Here is an interesting design question w.r.t. to a more linalgy direction or a more xla_hlo-y representation for Tensor Compute Primitives. Let’s consider a simple pointwise add. Consider these two IR representations:

the “tensor” approach:

```
%add = "tensor.add"(%lhs, %rhs) : (tensor<?xf32>, tensor<?xf32>) -> tensor<?xf32>
```

the “lifting” approach:

```
%add = "lifting.pointwise"(%lhs, %rhs) : (tensor<?xf32>, tensor<?xf32>) -> tensor<?xf32> {
^bb0(%0: f32, %1: f32)
%2 = "scalar.add"(%0, %1) : (f32, f32) -> f32
yield %2
}
```

(note that “lifting.pointwise” is a very special case of linalg.generic)

The lifting approach has the appealing property that we only need to define scalar versions of the operations, and all logic related to shape propagation, shape functions, broadcasting, tensor-vs-memref, etc. is concentrated in just the “lifting.pointwise” op.

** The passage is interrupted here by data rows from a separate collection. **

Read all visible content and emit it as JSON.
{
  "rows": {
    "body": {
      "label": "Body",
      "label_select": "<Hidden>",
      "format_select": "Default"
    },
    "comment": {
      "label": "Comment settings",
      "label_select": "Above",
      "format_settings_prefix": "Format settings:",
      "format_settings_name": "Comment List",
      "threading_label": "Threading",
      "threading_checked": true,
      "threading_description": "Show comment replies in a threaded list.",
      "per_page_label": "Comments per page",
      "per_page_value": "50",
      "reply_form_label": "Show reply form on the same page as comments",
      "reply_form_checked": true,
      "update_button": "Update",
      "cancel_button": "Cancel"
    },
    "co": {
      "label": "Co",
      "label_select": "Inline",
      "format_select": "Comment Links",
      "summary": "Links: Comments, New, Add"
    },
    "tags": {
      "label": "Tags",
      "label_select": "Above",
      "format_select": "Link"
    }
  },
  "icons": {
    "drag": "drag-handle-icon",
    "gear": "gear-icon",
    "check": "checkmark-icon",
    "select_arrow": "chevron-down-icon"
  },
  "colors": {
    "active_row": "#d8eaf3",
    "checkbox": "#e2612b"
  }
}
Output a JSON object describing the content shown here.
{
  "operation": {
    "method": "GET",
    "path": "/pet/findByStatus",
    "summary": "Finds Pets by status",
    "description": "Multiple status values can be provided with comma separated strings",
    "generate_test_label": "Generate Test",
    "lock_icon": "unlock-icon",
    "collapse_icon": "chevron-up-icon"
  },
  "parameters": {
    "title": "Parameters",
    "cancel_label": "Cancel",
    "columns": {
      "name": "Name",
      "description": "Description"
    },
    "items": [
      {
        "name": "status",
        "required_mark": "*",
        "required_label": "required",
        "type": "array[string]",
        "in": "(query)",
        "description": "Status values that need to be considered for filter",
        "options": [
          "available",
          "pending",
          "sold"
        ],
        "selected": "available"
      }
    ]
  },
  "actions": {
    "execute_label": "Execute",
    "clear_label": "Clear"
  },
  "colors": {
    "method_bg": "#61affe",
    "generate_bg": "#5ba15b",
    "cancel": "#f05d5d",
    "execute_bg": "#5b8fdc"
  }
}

However, the lifting approach has the downside that (at least naively) it relies the ability to fuse large amounts of computation into the body of the regoin in order to do even simple arithmetic simplification. Consider the user code:

```
x = add(t0, t1)
if cond():
y = sub(x, t1)
print(y)
else:
y = sub(x, t0)
print(y)
# No other uses of `x` or `y`.
```

We would like to optimize this into the code

```
if cond():
print(t0)
else:
print(t1)
```

With the “tensor” approach, this is a relatively straightforward application of a fold like `sub(add(t0, t1), t1) -> t0`

. However, with the “lifting” approach the IR for this becomes much harder to follow and requires looking through regions to find this simple identity. Here, control flow presented a barrier that made it impossible to fuse everything into a single “lifting.pointwise” (at which point the scalar application of the `sub(add(t0, t1), t1) -> t0`

pattern would trivially apply).

Thoughts? In some ways, I feel like the “lifting” approach feels more principled, and linalg shows that it scales to a large family of ops. However, it seems hard to beat the intuitive simplicity of the “tensor” approach when it comes to extending many basic optimizations to the tensor domain. On the other hand, I feel like the “tensor” approach might become less “intuitively simple” once broadcasting, shape propagation, tensor-vs-memref, etc. come into the picture. With the right traits though, perhaps it will be palatable? Maybe we need to discuss those other topics first.